Cyber Incident Victim: Centers for Advanced Orthopaedics
Date:
Oct 2019
Location:
United States of America
Summary
A Maryland orthopedic provider experienced unauthorized access to multiple employee email accounts over a one-year period, compromising protected health information for approximately 125,000 patients, employees, and dependents. The breach exposed sensitive data including Social Security numbers, financial account details, and passport numbers, though investigators couldn't confirm whether the information was actually viewed or acquired by the intruder. Following discovery of the email compromise, the organization initiated security reviews and implemented enhanced safeguards while reporting no evidence of data misuse.

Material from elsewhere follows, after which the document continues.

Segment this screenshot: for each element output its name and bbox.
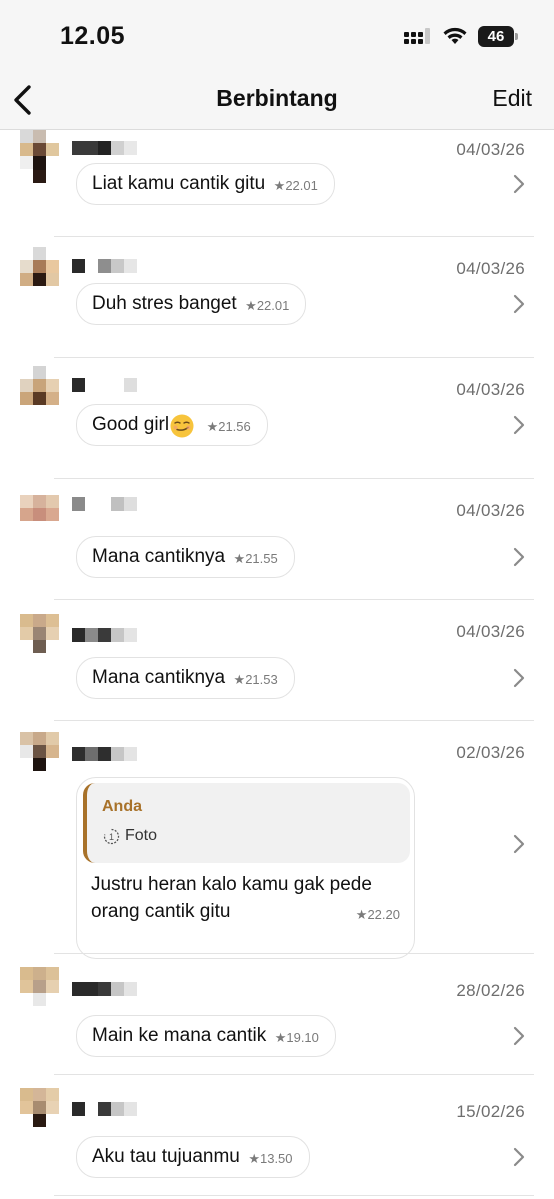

| CIA Posture | Motives | Tactics, Techniques & Procedures |
|---|---|---|
| Available to members | 1 motive | 1 technique |
| Threat Actors | Type | Location |
|---|---|---|
| 0 actors | Available to members | Available to members |
Description
On March 25, 2021, the Centers for Advanced Orthopaedics (CAO) initiated notifications to 125,291 individuals—including patients, employees, and dependents—regarding a cybersecurity incident involving unauthorized access to employee email accounts. The Bethesda, Maryland-based orthopedic practice discovered unusual email activity on September 17, 2020, prompting an immediate investigation with assistance from cybersecurity experts. Forensic analysis revealed that a cybercriminal had infiltrated multiple employee email accounts over a prolonged period spanning October 2019 through September 2020. The investigation concluded on January 25, 2021, confirming that protected health information (PHI) resided within the compromised email accounts during the breach window. Exposed data potentially included Social Security numbers, financial account details, passport numbers, and other sensitive personal and medical information. CAO explicitly stated it could not confirm whether the unauthorized party actually viewed or acquired the PHI, nor was it aware of any subsequent misuse of the exposed information.

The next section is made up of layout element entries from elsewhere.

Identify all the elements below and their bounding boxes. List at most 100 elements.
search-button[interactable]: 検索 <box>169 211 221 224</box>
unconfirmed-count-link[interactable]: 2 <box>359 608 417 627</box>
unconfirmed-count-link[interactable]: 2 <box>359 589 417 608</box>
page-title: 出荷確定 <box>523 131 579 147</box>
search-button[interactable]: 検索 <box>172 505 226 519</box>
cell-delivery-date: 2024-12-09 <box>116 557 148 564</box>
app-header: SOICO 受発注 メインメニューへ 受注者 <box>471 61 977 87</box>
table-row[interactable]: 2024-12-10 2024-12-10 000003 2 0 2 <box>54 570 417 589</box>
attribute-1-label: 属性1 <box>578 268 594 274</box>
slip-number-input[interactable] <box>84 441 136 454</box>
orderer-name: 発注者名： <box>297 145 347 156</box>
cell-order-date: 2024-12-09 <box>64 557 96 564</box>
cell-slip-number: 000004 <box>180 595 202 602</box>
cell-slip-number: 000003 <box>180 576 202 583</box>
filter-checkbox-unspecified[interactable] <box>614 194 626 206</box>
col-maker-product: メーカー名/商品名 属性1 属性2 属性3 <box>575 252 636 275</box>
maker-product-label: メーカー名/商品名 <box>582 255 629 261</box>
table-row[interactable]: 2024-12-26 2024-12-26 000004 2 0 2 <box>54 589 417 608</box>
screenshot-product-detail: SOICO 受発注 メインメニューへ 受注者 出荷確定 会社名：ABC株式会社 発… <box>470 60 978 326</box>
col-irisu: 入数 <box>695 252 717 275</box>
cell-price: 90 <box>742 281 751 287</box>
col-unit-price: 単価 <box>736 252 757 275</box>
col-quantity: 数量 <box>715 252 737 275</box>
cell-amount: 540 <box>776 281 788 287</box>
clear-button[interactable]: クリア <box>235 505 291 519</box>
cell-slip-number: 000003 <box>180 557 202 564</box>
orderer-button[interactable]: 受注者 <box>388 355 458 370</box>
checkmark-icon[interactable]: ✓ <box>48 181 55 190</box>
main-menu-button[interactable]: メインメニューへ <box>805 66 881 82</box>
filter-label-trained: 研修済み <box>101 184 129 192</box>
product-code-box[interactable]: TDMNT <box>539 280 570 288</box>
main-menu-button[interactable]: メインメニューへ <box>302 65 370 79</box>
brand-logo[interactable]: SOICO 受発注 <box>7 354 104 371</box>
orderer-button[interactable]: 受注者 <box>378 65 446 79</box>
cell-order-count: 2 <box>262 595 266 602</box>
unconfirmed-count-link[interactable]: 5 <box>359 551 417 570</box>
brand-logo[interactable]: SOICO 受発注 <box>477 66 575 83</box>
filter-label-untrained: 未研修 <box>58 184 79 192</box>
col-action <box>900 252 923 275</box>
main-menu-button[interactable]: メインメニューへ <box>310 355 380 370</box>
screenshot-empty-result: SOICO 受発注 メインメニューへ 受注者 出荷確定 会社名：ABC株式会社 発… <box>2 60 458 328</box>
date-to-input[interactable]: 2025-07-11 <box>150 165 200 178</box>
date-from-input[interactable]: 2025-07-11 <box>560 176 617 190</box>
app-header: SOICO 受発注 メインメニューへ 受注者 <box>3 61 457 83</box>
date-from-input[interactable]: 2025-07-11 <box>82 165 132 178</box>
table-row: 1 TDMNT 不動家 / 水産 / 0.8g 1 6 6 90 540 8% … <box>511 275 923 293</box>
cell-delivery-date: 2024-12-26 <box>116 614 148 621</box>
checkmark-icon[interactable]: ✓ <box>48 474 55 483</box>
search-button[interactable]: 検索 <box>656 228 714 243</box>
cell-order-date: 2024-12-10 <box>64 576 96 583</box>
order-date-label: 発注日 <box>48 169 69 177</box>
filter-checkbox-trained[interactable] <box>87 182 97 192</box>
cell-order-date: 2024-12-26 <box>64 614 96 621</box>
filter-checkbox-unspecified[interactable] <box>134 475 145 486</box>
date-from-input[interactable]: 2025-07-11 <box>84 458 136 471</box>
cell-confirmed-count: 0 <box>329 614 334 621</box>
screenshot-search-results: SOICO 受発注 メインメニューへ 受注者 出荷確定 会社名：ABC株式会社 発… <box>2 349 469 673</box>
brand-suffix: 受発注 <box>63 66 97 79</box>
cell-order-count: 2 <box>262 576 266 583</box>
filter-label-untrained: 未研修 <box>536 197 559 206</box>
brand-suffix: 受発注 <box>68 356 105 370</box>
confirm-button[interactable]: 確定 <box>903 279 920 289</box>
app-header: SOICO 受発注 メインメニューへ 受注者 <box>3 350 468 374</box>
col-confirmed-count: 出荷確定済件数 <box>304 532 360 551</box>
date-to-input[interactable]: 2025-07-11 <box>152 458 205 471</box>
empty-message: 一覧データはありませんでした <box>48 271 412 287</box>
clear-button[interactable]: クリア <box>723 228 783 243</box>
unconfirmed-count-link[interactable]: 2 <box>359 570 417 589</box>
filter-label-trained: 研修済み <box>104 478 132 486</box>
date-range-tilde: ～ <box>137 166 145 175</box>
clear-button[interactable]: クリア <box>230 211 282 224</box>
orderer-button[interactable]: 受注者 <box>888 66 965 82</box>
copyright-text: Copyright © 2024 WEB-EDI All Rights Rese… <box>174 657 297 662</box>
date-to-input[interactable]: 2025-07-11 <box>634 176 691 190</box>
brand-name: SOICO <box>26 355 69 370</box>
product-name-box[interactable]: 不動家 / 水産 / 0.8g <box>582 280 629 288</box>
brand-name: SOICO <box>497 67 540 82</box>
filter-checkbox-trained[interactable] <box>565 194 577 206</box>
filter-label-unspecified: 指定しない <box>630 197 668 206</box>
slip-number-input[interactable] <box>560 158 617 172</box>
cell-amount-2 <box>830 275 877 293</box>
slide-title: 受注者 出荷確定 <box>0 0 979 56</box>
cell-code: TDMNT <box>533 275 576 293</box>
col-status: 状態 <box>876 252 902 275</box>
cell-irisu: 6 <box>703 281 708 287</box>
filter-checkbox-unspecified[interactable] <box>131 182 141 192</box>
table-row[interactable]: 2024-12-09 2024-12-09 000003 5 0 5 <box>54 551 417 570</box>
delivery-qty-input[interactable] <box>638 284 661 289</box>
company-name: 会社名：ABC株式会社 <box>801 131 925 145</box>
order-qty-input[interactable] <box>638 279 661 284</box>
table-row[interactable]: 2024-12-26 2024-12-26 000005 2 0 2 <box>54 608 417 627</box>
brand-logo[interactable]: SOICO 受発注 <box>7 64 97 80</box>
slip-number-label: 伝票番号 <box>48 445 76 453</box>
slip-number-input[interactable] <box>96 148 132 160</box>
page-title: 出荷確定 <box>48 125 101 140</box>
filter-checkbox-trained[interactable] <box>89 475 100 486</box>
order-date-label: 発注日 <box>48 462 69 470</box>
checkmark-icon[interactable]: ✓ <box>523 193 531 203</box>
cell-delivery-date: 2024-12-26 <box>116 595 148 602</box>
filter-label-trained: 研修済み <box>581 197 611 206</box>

In response to the breach, CAO undertook a comprehensive review of its existing cybersecurity policies and operational procedures. The organization conducted an assessment of its security infrastructure to identify vulnerabilities exploited during the incident. Additional technical and administrative safeguards were implemented to strengthen email system protections and reduce the likelihood of future unauthorized access. The yearlong duration of undetected access highlighted systemic gaps in monitoring capabilities, though specific technical details about the attack vector or containment measures were not publicly disclosed. Notification letters provided guidance to affected individuals about monitoring their personal information but did not offer complimentary credit monitoring services. The incident underscored operational challenges in securing email communications containing PHI across a multi-provider orthopedic network.